Yemen: Yemeni government arrested military officers suspected of defecting; hundreds of thousands of protestors hold mass rival rallies; Yemeni foreign minister visited President Saleh in Riyadh
Horn of Africa: Two refugees killed in Kenyan refugee camp; U.S. military retrieves bodies of militants in Somalia; Somali prime minister called al Shabaab “spent force”; Somali president criticizes Shabaab for interfering with humanitarian efforts
Yemen Security Brief
- President Ali Abdullah Saleh’s son Ahmad has overseen the arrest of dozens of military officers, including members of the elite Republican Guard and Central Security Forces, for betraying the Saleh regime. Officers are accused of reaching out to defected General Ali Mohsen al Ahmar, providing information to the opposition, or refusing orders to fire on civilians.
- Hundreds of thousands of protestors demonstrated across Yemen to demand the resignation of President Ali Abdullah Saleh’s regime.
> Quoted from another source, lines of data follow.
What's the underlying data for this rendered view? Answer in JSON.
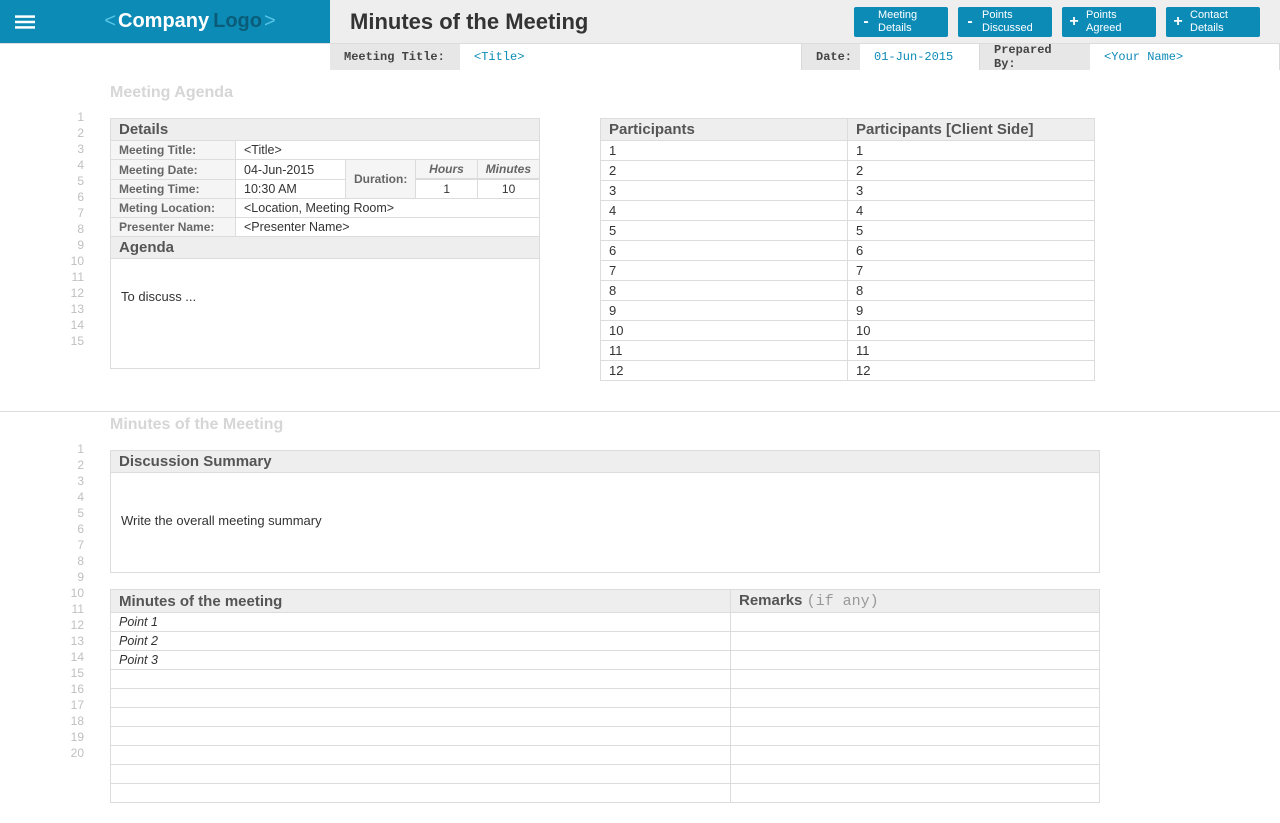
{
  "header": {
    "logo_company": "Company",
    "logo_logo": "Logo",
    "title": "Minutes of the Meeting",
    "buttons": [
      {
        "sym": "-",
        "label": "Meeting\nDetails"
      },
      {
        "sym": "-",
        "label": "Points\nDiscussed"
      },
      {
        "sym": "+",
        "label": "Points\nAgreed"
      },
      {
        "sym": "+",
        "label": "Contact\nDetails"
      }
    ]
  },
  "meta": {
    "meeting_title_label": "Meeting Title:",
    "meeting_title_value": "<Title>",
    "date_label": "Date:",
    "date_value": "01-Jun-2015",
    "prepared_by_label": "Prepared By:",
    "prepared_by_value": "<Your Name>"
  },
  "agenda_section": {
    "heading": "Meeting Agenda",
    "details_header": "Details",
    "rows": {
      "meeting_title_l": "Meeting Title:",
      "meeting_title_v": "<Title>",
      "meeting_date_l": "Meeting Date:",
      "meeting_date_v": "04-Jun-2015",
      "meeting_time_l": "Meeting Time:",
      "meeting_time_v": "10:30 AM",
      "location_l": "Meting Location:",
      "location_v": "<Location, Meeting Room>",
      "presenter_l": "Presenter Name:",
      "presenter_v": "<Presenter Name>",
      "duration_l": "Duration:",
      "hours_l": "Hours",
      "hours_v": "1",
      "minutes_l": "Minutes",
      "minutes_v": "10"
    },
    "agenda_header": "Agenda",
    "agenda_body": "To discuss ...",
    "participants_header": "Participants",
    "participants_client_header": "Participants [Client Side]",
    "participant_rows": [
      "1",
      "2",
      "3",
      "4",
      "5",
      "6",
      "7",
      "8",
      "9",
      "10",
      "11",
      "12"
    ]
  },
  "mom_section": {
    "heading": "Minutes of the Meeting",
    "discussion_header": "Discussion Summary",
    "discussion_body": "Write the overall meeting summary",
    "mom_header": "Minutes of the meeting",
    "remarks_header": "Remarks",
    "remarks_suffix": "(if any)",
    "points": [
      "Point 1",
      "Point 2",
      "Point 3",
      "",
      "",
      "",
      "",
      "",
      "",
      ""
    ]
  },
  "gutter": {
    "section1": [
      "1",
      "2",
      "3",
      "4",
      "5",
      "6",
      "7",
      "8",
      "9",
      "10",
      "11",
      "12",
      "13",
      "14",
      "15"
    ],
    "section2": [
      "1",
      "2",
      "3",
      "4",
      "5",
      "6",
      "7",
      "8",
      "9",
      "10",
      "11",
      "12",
      "13",
      "14",
      "15",
      "16",
      "17",
      "18",
      "19",
      "20"
    ]
  }
}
Leading protest activist Wassim al Qurshi told AFP, “We want the departure of the remains of the regime as well as the swift formation of an interim ruling council that would lead the country during a transitional period until a date is set for presidential and parliamentary elections.” Other protesters chanted, “Hand in hand to achieve our goal…The people want a transitional council…Tell Saudi Arabia that Yemen is a republic…Yemen is not Bahrain.” Saleh supporters held counter-demonstrations south of the capital, Sana’a.
- Yemeni Foreign Minister Abu Bakr al Qirbi visited President Ali Abdullah Saleh at the Riyadh military hospital on June 30. Al Qirbi discussed with Saleh the Gulf Cooperation Council initiative and the UN Security Council statement urging further negotiations between the government and opposition.
- Two refugees were killed in the Dadaab complex of refugee camps in Kenya’s north-eastern province when police tried to suppress a riot using tear gas then live ammunition. Protesters gathered in Dagahaley refugee camp to “protest an attempt to demolish illegal structures around a food distribution point.” Adrian Edwards, a spokesperson for the UN High Commissioner for Refugees (UNHCR), told reporters, “Sadly, this incident is symptomatic of the pressures at the camp amid overcrowding compounded by the very high number of arrivals we have been seeing recently from Somalia.” Approximately 370,000 Somalis have taken residence in the refugee camp.
- Somalia’s Defense Minister Abdulhakim Haji Faqi said U.S. military forces recovered the bodies of militants injured in a June 23 drone strike near Kismayo. He added, “But we are not complaining about [the U.S. action]. Absolutely not. We welcome it…We understand that the U.S.’s need to quickly act on its intelligence on the ground…We urge the U.S. to continue its strike against al-Shabab because if it keeps those strikes up, it will be easier for us to defeat al-Shabab.”
- Somali Deputy Prime Minister Mohammed Omar said in an interview that al Shabaab rebels are a “spent force.” He said, “What is indicative is that in six months, a four-month period, the psychological position and dominance of Al-Shebab has been fully broken. They have suffered major physical defeats, but more important is really the fact that Al-Shebab is now ideologically and programmatically a spent force. There is nothing that they have to offer the people of Somalia, let alone the world.”
- Somali President Sheikh Sharif Sheikh Ahmed “accused al Shabaab of colonizing Somalia” and of restricting the efforts of humanitarian aid agencies.